Until a hacker or LastPass employee changes the codebase and allows a backdoor that grants them access to everyone's unencrypted information as each user logs in.
This would be very hard for this to happen as your password never gets sent to LastPass, all the encryption happens on your computer.
I'm not sure I follow this, the master password or at least it's hash must be sent to LP in order to log in. If, when you log into the website using your master password the webpage hashes the password and then sends the password to the server for verification that still leaves the website as an attack vector where the login could be sent plaintext to the attackers website before being hashed and sent normally. Even if it's hashed normally, the attacker could just intercept the hash and then continue to use the same hash when accessing the site. Am I missing something on the way LastPass works?
When you use the client I belive it downloads a nonce as part of the authentication rendering a replay attack improbable.

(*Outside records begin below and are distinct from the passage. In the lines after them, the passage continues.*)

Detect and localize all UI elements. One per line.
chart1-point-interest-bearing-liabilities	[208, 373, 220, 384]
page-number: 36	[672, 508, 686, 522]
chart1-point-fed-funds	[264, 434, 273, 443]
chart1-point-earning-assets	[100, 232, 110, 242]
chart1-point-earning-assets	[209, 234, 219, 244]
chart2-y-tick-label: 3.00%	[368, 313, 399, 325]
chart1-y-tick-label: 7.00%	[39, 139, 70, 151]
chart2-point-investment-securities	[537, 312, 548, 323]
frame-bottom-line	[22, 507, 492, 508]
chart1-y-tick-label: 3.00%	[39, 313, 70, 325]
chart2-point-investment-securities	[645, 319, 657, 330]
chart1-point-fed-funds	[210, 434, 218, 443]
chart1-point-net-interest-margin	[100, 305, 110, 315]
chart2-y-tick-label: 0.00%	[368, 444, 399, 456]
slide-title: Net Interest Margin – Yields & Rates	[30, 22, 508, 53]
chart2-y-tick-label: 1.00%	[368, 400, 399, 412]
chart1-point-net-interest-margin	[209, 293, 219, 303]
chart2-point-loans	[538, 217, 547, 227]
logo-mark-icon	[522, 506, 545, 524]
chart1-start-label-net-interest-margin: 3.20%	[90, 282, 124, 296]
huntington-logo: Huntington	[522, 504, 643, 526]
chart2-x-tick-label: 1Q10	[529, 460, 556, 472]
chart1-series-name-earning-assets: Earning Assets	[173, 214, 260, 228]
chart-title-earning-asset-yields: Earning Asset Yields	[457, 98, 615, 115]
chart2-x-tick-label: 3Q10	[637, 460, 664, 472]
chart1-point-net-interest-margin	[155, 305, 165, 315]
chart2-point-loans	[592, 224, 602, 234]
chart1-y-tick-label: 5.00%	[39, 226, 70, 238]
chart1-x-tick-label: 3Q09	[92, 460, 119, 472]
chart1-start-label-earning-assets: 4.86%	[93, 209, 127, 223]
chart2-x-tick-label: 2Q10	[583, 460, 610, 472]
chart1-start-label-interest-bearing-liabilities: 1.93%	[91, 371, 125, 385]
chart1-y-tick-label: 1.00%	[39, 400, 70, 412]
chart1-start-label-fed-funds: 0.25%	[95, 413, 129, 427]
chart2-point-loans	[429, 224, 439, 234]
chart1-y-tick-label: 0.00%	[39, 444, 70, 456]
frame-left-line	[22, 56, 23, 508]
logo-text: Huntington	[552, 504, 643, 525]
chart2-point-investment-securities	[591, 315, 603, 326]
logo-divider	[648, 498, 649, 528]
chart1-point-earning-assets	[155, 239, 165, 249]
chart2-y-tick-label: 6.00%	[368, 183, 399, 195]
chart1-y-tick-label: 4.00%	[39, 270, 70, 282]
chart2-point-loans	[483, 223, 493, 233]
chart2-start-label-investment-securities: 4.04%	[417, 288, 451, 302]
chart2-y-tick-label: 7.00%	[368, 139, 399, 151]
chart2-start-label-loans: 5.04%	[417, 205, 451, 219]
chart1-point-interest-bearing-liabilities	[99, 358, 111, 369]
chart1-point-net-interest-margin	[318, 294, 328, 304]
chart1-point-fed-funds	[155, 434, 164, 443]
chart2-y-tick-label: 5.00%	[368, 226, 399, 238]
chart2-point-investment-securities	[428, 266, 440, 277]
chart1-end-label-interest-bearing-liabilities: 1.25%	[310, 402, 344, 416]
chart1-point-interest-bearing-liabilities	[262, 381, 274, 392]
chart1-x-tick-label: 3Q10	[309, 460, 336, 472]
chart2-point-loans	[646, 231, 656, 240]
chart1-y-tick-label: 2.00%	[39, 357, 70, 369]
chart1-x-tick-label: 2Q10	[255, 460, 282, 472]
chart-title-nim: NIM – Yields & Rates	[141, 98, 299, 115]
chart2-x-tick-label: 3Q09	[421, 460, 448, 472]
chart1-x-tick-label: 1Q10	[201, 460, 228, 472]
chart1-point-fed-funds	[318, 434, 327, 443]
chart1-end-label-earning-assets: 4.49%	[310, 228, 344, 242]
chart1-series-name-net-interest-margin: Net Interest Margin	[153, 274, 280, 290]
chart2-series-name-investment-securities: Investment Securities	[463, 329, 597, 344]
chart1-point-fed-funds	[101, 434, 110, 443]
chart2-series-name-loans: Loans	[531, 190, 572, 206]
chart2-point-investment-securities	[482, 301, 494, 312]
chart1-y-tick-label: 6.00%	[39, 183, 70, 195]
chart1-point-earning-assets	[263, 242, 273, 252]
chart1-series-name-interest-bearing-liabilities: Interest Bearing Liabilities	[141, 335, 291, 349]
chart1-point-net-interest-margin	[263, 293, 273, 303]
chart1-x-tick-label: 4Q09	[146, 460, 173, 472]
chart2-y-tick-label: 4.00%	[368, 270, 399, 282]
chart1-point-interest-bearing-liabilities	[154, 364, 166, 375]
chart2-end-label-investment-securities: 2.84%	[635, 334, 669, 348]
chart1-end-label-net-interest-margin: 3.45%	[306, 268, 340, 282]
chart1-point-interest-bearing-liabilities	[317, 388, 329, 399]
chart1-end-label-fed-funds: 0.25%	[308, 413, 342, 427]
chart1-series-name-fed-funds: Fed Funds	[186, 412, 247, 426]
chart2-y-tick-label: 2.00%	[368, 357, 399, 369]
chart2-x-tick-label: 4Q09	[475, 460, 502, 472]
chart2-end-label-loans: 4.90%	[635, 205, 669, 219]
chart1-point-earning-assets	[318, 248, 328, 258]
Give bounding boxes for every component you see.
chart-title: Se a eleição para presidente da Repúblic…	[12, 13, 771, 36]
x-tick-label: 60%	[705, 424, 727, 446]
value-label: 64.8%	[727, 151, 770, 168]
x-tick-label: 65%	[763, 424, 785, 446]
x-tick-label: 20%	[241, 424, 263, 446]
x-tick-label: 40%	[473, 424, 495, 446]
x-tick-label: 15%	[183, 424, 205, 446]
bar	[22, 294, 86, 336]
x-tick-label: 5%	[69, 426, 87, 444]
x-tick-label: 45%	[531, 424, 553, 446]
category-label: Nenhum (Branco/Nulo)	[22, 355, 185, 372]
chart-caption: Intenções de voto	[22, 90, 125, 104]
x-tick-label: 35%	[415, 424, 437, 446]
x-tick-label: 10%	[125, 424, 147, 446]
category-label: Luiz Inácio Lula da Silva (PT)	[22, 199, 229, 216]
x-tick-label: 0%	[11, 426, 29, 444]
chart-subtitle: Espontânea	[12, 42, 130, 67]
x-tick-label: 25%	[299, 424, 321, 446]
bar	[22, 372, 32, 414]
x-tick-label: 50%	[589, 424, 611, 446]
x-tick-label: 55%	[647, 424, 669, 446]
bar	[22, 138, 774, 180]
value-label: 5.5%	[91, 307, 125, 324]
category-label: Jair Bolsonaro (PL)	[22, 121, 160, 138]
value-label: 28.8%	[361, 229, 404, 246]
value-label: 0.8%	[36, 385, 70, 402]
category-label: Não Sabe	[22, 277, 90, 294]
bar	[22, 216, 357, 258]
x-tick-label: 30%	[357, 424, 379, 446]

LastPass was not the weakness here. The interesting point, which I have not seen anyone point out, would be:
Why on earth would anyone in their right mind select a UUID for a master password? There are only two possibilities I can come up with:
1. They all knew it was the Mt.Gox key so they could copy/psate it anytime they needed.
2. They had the 'remember password' option selected in LP.
Why anyone that knows *anything* about security would think that either of those options was good is byond me. They would have been worlds better by selecting a known phrase such as "We all live in a yellow submarine" easily remembered and told over the phone, etc.